Our Mitsubishi mini-split air source heat pump seems to have a coil heater thingy in the outside compressor unit (I’ve commented on it before here) which runs year-round, even if it’s not cold outside. Seems to hover around 55 to 61 W when it’s on and goes on and off every 1/2 hour roughly. So that’s 28W on average let’s say. On 24h * 365days so…

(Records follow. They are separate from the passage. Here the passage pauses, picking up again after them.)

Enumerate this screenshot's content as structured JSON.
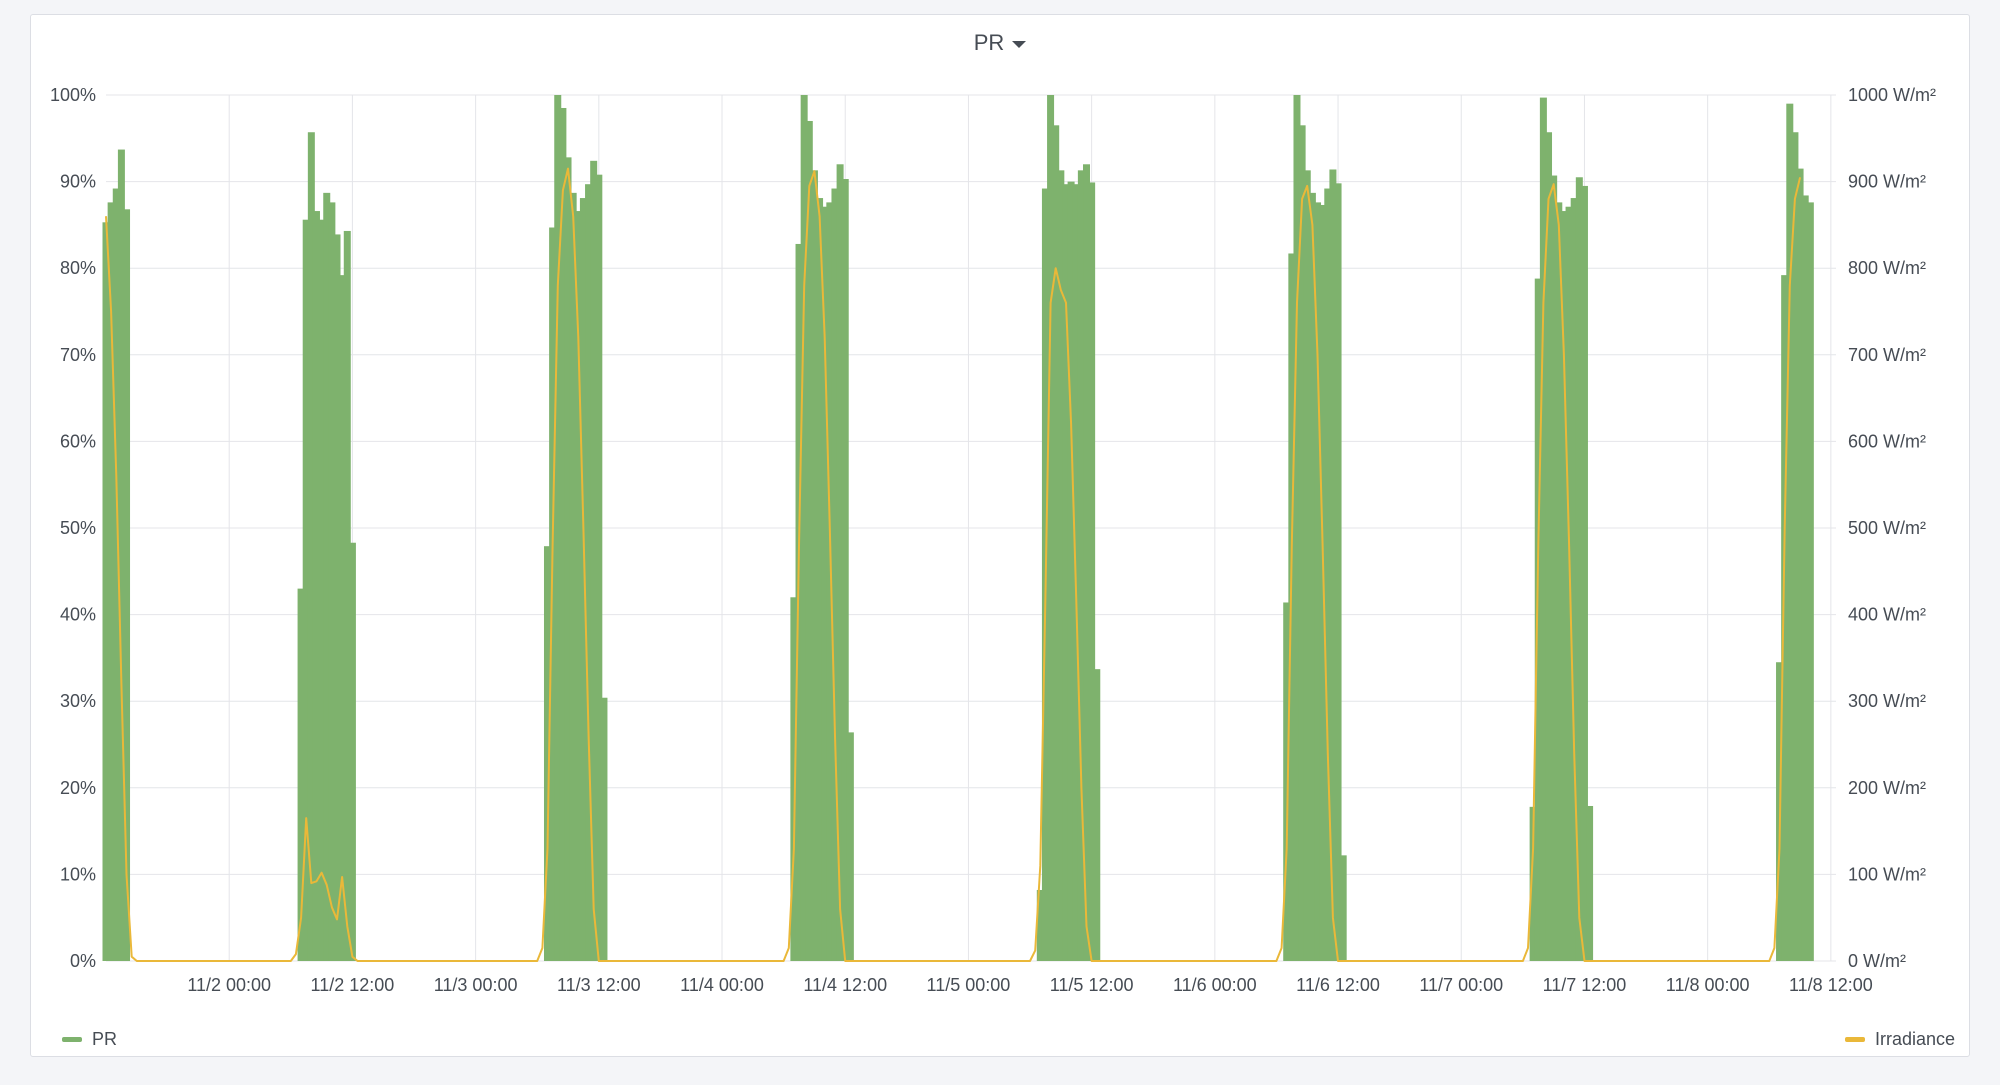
{
  "panel": {
    "title": "PR"
  },
  "colors": {
    "pr": "#7eb26d",
    "irradiance": "#eab839",
    "grid": "#e4e5e9"
  },
  "legend": {
    "left": "PR",
    "right": "Irradiance"
  },
  "chart_data": {
    "type": "bar+line",
    "x_axis": {
      "min": "11/1 12:00",
      "max": "11/8 12:30",
      "ticks": [
        "11/2 00:00",
        "11/2 12:00",
        "11/3 00:00",
        "11/3 12:00",
        "11/4 00:00",
        "11/4 12:00",
        "11/5 00:00",
        "11/5 12:00",
        "11/6 00:00",
        "11/6 12:00",
        "11/7 00:00",
        "11/7 12:00",
        "11/8 00:00",
        "11/8 12:00"
      ]
    },
    "y_left": {
      "min": 0,
      "max": 100,
      "unit": "%",
      "ticks": [
        "0%",
        "10%",
        "20%",
        "30%",
        "40%",
        "50%",
        "60%",
        "70%",
        "80%",
        "90%",
        "100%"
      ]
    },
    "y_right": {
      "min": 0,
      "max": 1000,
      "unit": "W/m²",
      "ticks": [
        "0 W/m²",
        "100 W/m²",
        "200 W/m²",
        "300 W/m²",
        "400 W/m²",
        "500 W/m²",
        "600 W/m²",
        "700 W/m²",
        "800 W/m²",
        "900 W/m²",
        "1000 W/m²"
      ]
    },
    "grid": true,
    "legend_placement": "bottom",
    "series": [
      {
        "name": "PR",
        "type": "bar",
        "axis": "left",
        "points": [
          [
            "11/1 12:00",
            85.3
          ],
          [
            "11/1 12:30",
            87.6
          ],
          [
            "11/1 13:00",
            89.2
          ],
          [
            "11/1 13:30",
            93.7
          ],
          [
            "11/1 14:00",
            86.8
          ],
          [
            "11/2 07:00",
            43.0
          ],
          [
            "11/2 07:30",
            85.6
          ],
          [
            "11/2 08:00",
            95.7
          ],
          [
            "11/2 08:30",
            86.6
          ],
          [
            "11/2 09:00",
            85.6
          ],
          [
            "11/2 09:30",
            88.7
          ],
          [
            "11/2 10:00",
            87.6
          ],
          [
            "11/2 10:30",
            83.9
          ],
          [
            "11/2 11:00",
            79.2
          ],
          [
            "11/2 11:30",
            84.3
          ],
          [
            "11/2 12:00",
            48.3
          ],
          [
            "11/3 07:00",
            47.9
          ],
          [
            "11/3 07:30",
            84.7
          ],
          [
            "11/3 08:00",
            100
          ],
          [
            "11/3 08:30",
            98.5
          ],
          [
            "11/3 09:00",
            92.8
          ],
          [
            "11/3 09:30",
            88.7
          ],
          [
            "11/3 10:00",
            86.6
          ],
          [
            "11/3 10:30",
            88.1
          ],
          [
            "11/3 11:00",
            89.7
          ],
          [
            "11/3 11:30",
            92.4
          ],
          [
            "11/3 12:00",
            90.8
          ],
          [
            "11/3 12:30",
            30.4
          ],
          [
            "11/4 07:00",
            42.0
          ],
          [
            "11/4 07:30",
            82.8
          ],
          [
            "11/4 08:00",
            100
          ],
          [
            "11/4 08:30",
            97.0
          ],
          [
            "11/4 09:00",
            91.3
          ],
          [
            "11/4 09:30",
            88.1
          ],
          [
            "11/4 10:00",
            87.1
          ],
          [
            "11/4 10:30",
            87.6
          ],
          [
            "11/4 11:00",
            89.2
          ],
          [
            "11/4 11:30",
            92.0
          ],
          [
            "11/4 12:00",
            90.3
          ],
          [
            "11/4 12:30",
            26.4
          ],
          [
            "11/5 07:00",
            8.2
          ],
          [
            "11/5 07:30",
            89.2
          ],
          [
            "11/5 08:00",
            100
          ],
          [
            "11/5 08:30",
            96.5
          ],
          [
            "11/5 09:00",
            91.3
          ],
          [
            "11/5 09:30",
            89.7
          ],
          [
            "11/5 10:00",
            90.0
          ],
          [
            "11/5 10:30",
            89.7
          ],
          [
            "11/5 11:00",
            91.3
          ],
          [
            "11/5 11:30",
            92.0
          ],
          [
            "11/5 12:00",
            89.9
          ],
          [
            "11/5 12:30",
            33.7
          ],
          [
            "11/6 07:00",
            41.4
          ],
          [
            "11/6 07:30",
            81.7
          ],
          [
            "11/6 08:00",
            100
          ],
          [
            "11/6 08:30",
            96.5
          ],
          [
            "11/6 09:00",
            91.3
          ],
          [
            "11/6 09:30",
            88.7
          ],
          [
            "11/6 10:00",
            87.6
          ],
          [
            "11/6 10:30",
            87.3
          ],
          [
            "11/6 11:00",
            89.2
          ],
          [
            "11/6 11:30",
            91.4
          ],
          [
            "11/6 12:00",
            89.8
          ],
          [
            "11/6 12:30",
            12.2
          ],
          [
            "11/7 07:00",
            17.8
          ],
          [
            "11/7 07:30",
            78.8
          ],
          [
            "11/7 08:00",
            99.7
          ],
          [
            "11/7 08:30",
            95.7
          ],
          [
            "11/7 09:00",
            90.7
          ],
          [
            "11/7 09:30",
            87.6
          ],
          [
            "11/7 10:00",
            86.6
          ],
          [
            "11/7 10:30",
            87.1
          ],
          [
            "11/7 11:00",
            88.1
          ],
          [
            "11/7 11:30",
            90.5
          ],
          [
            "11/7 12:00",
            89.5
          ],
          [
            "11/7 12:30",
            17.9
          ],
          [
            "11/8 07:00",
            34.5
          ],
          [
            "11/8 07:30",
            79.2
          ],
          [
            "11/8 08:00",
            99.0
          ],
          [
            "11/8 08:30",
            95.7
          ],
          [
            "11/8 09:00",
            91.5
          ],
          [
            "11/8 09:30",
            88.4
          ],
          [
            "11/8 10:00",
            87.6
          ]
        ]
      },
      {
        "name": "Irradiance",
        "type": "line",
        "axis": "right",
        "points": [
          [
            "11/1 12:00",
            860
          ],
          [
            "11/1 12:30",
            750
          ],
          [
            "11/1 13:00",
            560
          ],
          [
            "11/1 13:30",
            320
          ],
          [
            "11/1 14:00",
            100
          ],
          [
            "11/1 14:30",
            5
          ],
          [
            "11/1 15:00",
            0
          ],
          [
            "11/2 06:00",
            0
          ],
          [
            "11/2 06:30",
            8
          ],
          [
            "11/2 07:00",
            50
          ],
          [
            "11/2 07:30",
            165
          ],
          [
            "11/2 08:00",
            90
          ],
          [
            "11/2 08:30",
            92
          ],
          [
            "11/2 09:00",
            102
          ],
          [
            "11/2 09:30",
            88
          ],
          [
            "11/2 10:00",
            62
          ],
          [
            "11/2 10:30",
            48
          ],
          [
            "11/2 11:00",
            97
          ],
          [
            "11/2 11:30",
            40
          ],
          [
            "11/2 12:00",
            5
          ],
          [
            "11/2 12:30",
            0
          ],
          [
            "11/3 06:00",
            0
          ],
          [
            "11/3 06:30",
            15
          ],
          [
            "11/3 07:00",
            130
          ],
          [
            "11/3 07:30",
            480
          ],
          [
            "11/3 08:00",
            780
          ],
          [
            "11/3 08:30",
            890
          ],
          [
            "11/3 09:00",
            915
          ],
          [
            "11/3 09:30",
            860
          ],
          [
            "11/3 10:00",
            720
          ],
          [
            "11/3 10:30",
            500
          ],
          [
            "11/3 11:00",
            260
          ],
          [
            "11/3 11:30",
            60
          ],
          [
            "11/3 12:00",
            0
          ],
          [
            "11/4 06:00",
            0
          ],
          [
            "11/4 06:30",
            15
          ],
          [
            "11/4 07:00",
            130
          ],
          [
            "11/4 07:30",
            480
          ],
          [
            "11/4 08:00",
            780
          ],
          [
            "11/4 08:30",
            895
          ],
          [
            "11/4 09:00",
            912
          ],
          [
            "11/4 09:30",
            860
          ],
          [
            "11/4 10:00",
            720
          ],
          [
            "11/4 10:30",
            500
          ],
          [
            "11/4 11:00",
            260
          ],
          [
            "11/4 11:30",
            60
          ],
          [
            "11/4 12:00",
            0
          ],
          [
            "11/5 06:00",
            0
          ],
          [
            "11/5 06:30",
            12
          ],
          [
            "11/5 07:00",
            110
          ],
          [
            "11/5 07:30",
            420
          ],
          [
            "11/5 08:00",
            760
          ],
          [
            "11/5 08:30",
            800
          ],
          [
            "11/5 09:00",
            775
          ],
          [
            "11/5 09:30",
            760
          ],
          [
            "11/5 10:00",
            620
          ],
          [
            "11/5 10:30",
            420
          ],
          [
            "11/5 11:00",
            200
          ],
          [
            "11/5 11:30",
            40
          ],
          [
            "11/5 12:00",
            0
          ],
          [
            "11/6 06:00",
            0
          ],
          [
            "11/6 06:30",
            15
          ],
          [
            "11/6 07:00",
            130
          ],
          [
            "11/6 07:30",
            480
          ],
          [
            "11/6 08:00",
            760
          ],
          [
            "11/6 08:30",
            880
          ],
          [
            "11/6 09:00",
            895
          ],
          [
            "11/6 09:30",
            850
          ],
          [
            "11/6 10:00",
            700
          ],
          [
            "11/6 10:30",
            480
          ],
          [
            "11/6 11:00",
            240
          ],
          [
            "11/6 11:30",
            50
          ],
          [
            "11/6 12:00",
            0
          ],
          [
            "11/7 06:00",
            0
          ],
          [
            "11/7 06:30",
            15
          ],
          [
            "11/7 07:00",
            130
          ],
          [
            "11/7 07:30",
            480
          ],
          [
            "11/7 08:00",
            760
          ],
          [
            "11/7 08:30",
            880
          ],
          [
            "11/7 09:00",
            897
          ],
          [
            "11/7 09:30",
            850
          ],
          [
            "11/7 10:00",
            700
          ],
          [
            "11/7 10:30",
            480
          ],
          [
            "11/7 11:00",
            240
          ],
          [
            "11/7 11:30",
            50
          ],
          [
            "11/7 12:00",
            0
          ],
          [
            "11/8 06:00",
            0
          ],
          [
            "11/8 06:30",
            15
          ],
          [
            "11/8 07:00",
            130
          ],
          [
            "11/8 07:30",
            500
          ],
          [
            "11/8 08:00",
            780
          ],
          [
            "11/8 08:30",
            880
          ],
          [
            "11/8 09:00",
            905
          ]
        ]
      }
    ]
  }
}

(28 * 365 * 24) / 1 000 = 245.28 KWh
((28 * 365 * 24) / 1 000) * .15 = $36.79 assuming 15cents/KWh
To put this in perspective, recently I wrote that our actual yearly output from our PVs is currently 8230 KWh (which btw is close to the new england rule-of-thumb of 1.2*6.9KW rating), and since we have 30 panels, that is
8230 / 30 = 274.3 KWh / panel.
In other words… we are using almost a whole panel on our roof to do nothing but keep the heat pumps sitting idling when they are unused. (“net” of course. since we are grid-tied with no batteries for night and clouds)

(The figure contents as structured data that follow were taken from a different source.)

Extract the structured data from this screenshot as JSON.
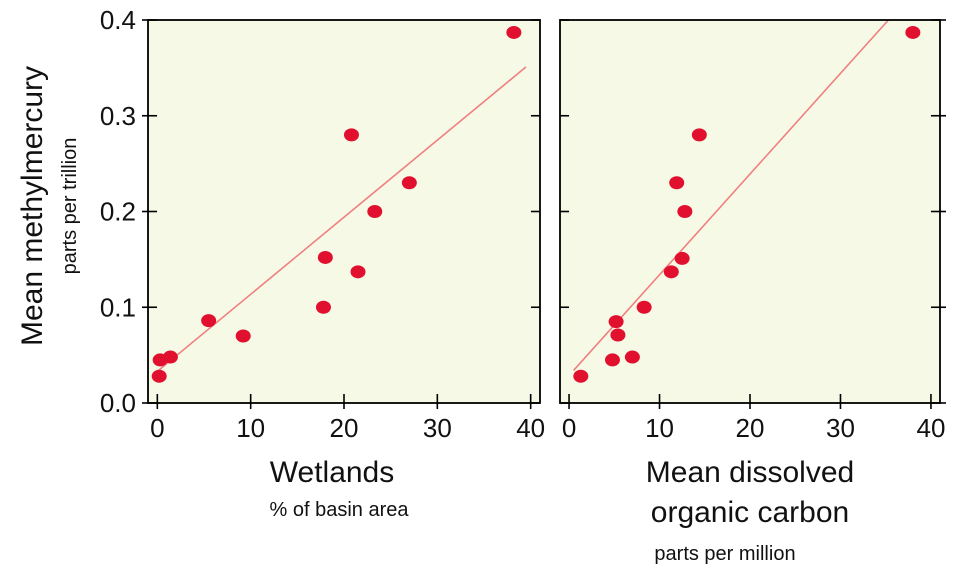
{
  "y_axis": {
    "label": "Mean methylmercury",
    "unit": "parts per trillion"
  },
  "colors": {
    "plot_background": "#f5f9e6",
    "point": "#e0102e",
    "fit_line": "#f08080",
    "frame": "#000000"
  },
  "chart_data": [
    {
      "type": "scatter",
      "xlabel": "Wetlands",
      "xlabel_unit": "% of basin area",
      "ylabel": "Mean methylmercury",
      "ylabel_unit": "parts per trillion",
      "xlim": [
        -1,
        41
      ],
      "ylim": [
        0,
        0.4
      ],
      "x_ticks": [
        0,
        10,
        20,
        30,
        40
      ],
      "y_ticks": [
        0.0,
        0.1,
        0.2,
        0.3,
        0.4
      ],
      "x_tick_labels": [
        "0",
        "10",
        "20",
        "30",
        "40"
      ],
      "y_tick_labels": [
        "0.0",
        "0.1",
        "0.2",
        "0.3",
        "0.4"
      ],
      "grid": false,
      "points": [
        {
          "x": 0.2,
          "y": 0.028
        },
        {
          "x": 0.3,
          "y": 0.045
        },
        {
          "x": 1.4,
          "y": 0.048
        },
        {
          "x": 5.5,
          "y": 0.086
        },
        {
          "x": 9.2,
          "y": 0.07
        },
        {
          "x": 18.0,
          "y": 0.152
        },
        {
          "x": 17.8,
          "y": 0.1
        },
        {
          "x": 21.5,
          "y": 0.137
        },
        {
          "x": 20.8,
          "y": 0.28
        },
        {
          "x": 23.3,
          "y": 0.2
        },
        {
          "x": 27.0,
          "y": 0.23
        },
        {
          "x": 38.2,
          "y": 0.387
        }
      ],
      "fit_line": {
        "x": [
          0,
          39.5
        ],
        "y": [
          0.033,
          0.351
        ]
      }
    },
    {
      "type": "scatter",
      "xlabel": "Mean dissolved organic carbon",
      "xlabel_lines": [
        "Mean dissolved",
        "organic carbon"
      ],
      "xlabel_unit": "parts per million",
      "xlim": [
        -1,
        41
      ],
      "ylim": [
        0,
        0.4
      ],
      "x_ticks": [
        0,
        10,
        20,
        30,
        40
      ],
      "x_tick_labels": [
        "0",
        "10",
        "20",
        "30",
        "40"
      ],
      "grid": false,
      "points": [
        {
          "x": 1.3,
          "y": 0.028
        },
        {
          "x": 4.8,
          "y": 0.045
        },
        {
          "x": 5.2,
          "y": 0.085
        },
        {
          "x": 5.4,
          "y": 0.071
        },
        {
          "x": 7.0,
          "y": 0.048
        },
        {
          "x": 8.3,
          "y": 0.1
        },
        {
          "x": 11.3,
          "y": 0.137
        },
        {
          "x": 12.5,
          "y": 0.151
        },
        {
          "x": 11.9,
          "y": 0.23
        },
        {
          "x": 12.8,
          "y": 0.2
        },
        {
          "x": 14.4,
          "y": 0.28
        },
        {
          "x": 38.0,
          "y": 0.387
        }
      ],
      "fit_line": {
        "x": [
          0.5,
          35.3
        ],
        "y": [
          0.034,
          0.4
        ]
      }
    }
  ]
}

Don’t get me wrong, I think air-source heat pumps are great and definitely an interesting choice vs a boiler or furnace and AC. I am sure they are continuing to make them better and better each year. The “hyperheat” h2i models from mitsubishi work well way down to something like -5F, whereas ours I think start limping at more like 5F I believe. -5F. That’s sweet. I wonder if there is a catch. I assume they operate more efficiently at more reasonable temps too. I will have to peruse the curves in the service manual PDFs online to see.